Практически во всех исследованиях, посвященных творчеству Клауса, соблюдается единый композиционный принцип: поэзия — проза — драматургия. И хотя было бы более правильным рассматривать прозу последней, ибо именно клаусовский роман является тем самым «кончерто гроссо», который сводит воедино все темы и мотивы, в подобном подходе есть своя неоспоримая логика, ибо через феномен творчества Хюго Клауса, вобравшего в себя практически весь XX век, пройти возможно лишь как через анфиладу комнат: в каждой новой комнате лежат ключи от двери следующей. Так, поэтическая образная система позволяет отомкнуть сложнейший мир романов и новелл, пространство которых сжимается в почти классицистическую строгость клаусовских пьес.
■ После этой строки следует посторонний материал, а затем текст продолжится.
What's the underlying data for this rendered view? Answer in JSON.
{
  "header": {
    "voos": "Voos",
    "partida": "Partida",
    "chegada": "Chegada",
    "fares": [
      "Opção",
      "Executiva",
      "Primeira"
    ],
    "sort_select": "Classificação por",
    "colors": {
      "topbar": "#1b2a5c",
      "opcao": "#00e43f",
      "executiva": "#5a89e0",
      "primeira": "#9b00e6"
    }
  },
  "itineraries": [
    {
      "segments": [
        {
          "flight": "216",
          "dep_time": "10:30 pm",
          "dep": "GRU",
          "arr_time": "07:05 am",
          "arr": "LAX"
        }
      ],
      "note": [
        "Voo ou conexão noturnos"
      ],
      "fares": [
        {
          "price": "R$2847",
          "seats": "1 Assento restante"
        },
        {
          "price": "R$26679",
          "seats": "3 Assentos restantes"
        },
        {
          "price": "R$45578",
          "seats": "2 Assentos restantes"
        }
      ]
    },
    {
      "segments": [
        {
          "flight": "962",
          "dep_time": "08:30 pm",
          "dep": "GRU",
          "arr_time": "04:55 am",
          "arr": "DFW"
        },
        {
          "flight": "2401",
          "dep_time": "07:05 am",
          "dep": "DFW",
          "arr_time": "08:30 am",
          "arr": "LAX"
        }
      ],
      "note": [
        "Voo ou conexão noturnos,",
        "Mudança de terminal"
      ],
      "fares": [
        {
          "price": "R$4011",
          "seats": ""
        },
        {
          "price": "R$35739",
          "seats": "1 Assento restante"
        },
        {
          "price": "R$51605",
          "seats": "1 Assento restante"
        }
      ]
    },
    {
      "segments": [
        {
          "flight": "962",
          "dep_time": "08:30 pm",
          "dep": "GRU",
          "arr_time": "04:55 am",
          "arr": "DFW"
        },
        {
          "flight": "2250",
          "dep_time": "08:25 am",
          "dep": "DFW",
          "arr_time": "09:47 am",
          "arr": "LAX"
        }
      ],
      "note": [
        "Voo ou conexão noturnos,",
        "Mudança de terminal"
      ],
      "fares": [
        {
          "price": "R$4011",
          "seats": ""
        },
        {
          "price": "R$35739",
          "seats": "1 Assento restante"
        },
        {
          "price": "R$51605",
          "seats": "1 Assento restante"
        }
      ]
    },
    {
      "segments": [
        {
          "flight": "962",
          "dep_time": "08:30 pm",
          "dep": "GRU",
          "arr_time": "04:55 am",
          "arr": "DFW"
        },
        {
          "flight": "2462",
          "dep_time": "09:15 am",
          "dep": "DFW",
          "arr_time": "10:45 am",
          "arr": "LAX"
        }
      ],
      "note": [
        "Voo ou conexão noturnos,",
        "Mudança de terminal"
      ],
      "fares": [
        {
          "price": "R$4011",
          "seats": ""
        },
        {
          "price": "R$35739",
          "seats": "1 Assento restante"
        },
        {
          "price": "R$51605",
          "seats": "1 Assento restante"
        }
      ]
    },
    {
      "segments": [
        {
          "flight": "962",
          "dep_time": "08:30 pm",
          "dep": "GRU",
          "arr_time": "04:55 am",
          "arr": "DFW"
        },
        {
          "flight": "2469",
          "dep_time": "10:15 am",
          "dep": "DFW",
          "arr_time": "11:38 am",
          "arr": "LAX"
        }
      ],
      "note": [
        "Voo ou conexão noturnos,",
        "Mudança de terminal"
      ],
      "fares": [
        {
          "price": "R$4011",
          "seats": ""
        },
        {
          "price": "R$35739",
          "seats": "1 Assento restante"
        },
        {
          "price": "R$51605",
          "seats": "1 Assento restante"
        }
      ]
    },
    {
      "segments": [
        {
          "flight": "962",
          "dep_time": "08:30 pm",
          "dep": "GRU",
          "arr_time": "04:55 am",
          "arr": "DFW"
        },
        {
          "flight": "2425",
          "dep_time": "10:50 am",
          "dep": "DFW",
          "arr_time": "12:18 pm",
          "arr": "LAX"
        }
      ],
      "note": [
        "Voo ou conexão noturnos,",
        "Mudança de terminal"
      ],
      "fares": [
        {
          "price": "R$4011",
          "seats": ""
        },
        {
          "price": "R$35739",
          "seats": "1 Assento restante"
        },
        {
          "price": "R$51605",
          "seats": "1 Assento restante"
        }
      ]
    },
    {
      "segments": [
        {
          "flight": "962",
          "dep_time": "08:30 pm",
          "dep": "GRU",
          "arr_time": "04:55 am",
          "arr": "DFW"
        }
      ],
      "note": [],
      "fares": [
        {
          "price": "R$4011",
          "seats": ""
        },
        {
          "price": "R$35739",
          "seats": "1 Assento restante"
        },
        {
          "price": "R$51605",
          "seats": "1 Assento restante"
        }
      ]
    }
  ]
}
Иногда создается впечатление, что деление на жанры в творчестве Клауса носит чисто условный характер. Эпический элемент его романов вырастает обычно из своеобразного многоголосья, полифонии голосов персонажей, их монологи перекрещиваются, отталкиваются друг от друга, потом сплетаются в клубок и вновь рассыпаются, подобно осколкам разбитого зеркала. Такая «диалогичная», драматургическая форма многих прозаических произведений Клауса прослеживается на протяжении всего его творческого пути: от раннего романа «Семья Метсир» до последнего сборника рассказов «Люди, что рядом». Клаусовские персонажи говорят, перебивая друг друга, их голоса сливаются в нестройный — для любителя классической музыки — хор, но именно в этой нестройности заключается особая гармония клаусовской прозы, особая ее музыкальность, в основе которой лежит гармония диссонансов, диссонансов психологических, стилистических, интонационных. Именно на этой кажущейся дисгармонии основывается клаусовский психологический реализм — философское и художественное осмысление «диссонансной» действительности XX века.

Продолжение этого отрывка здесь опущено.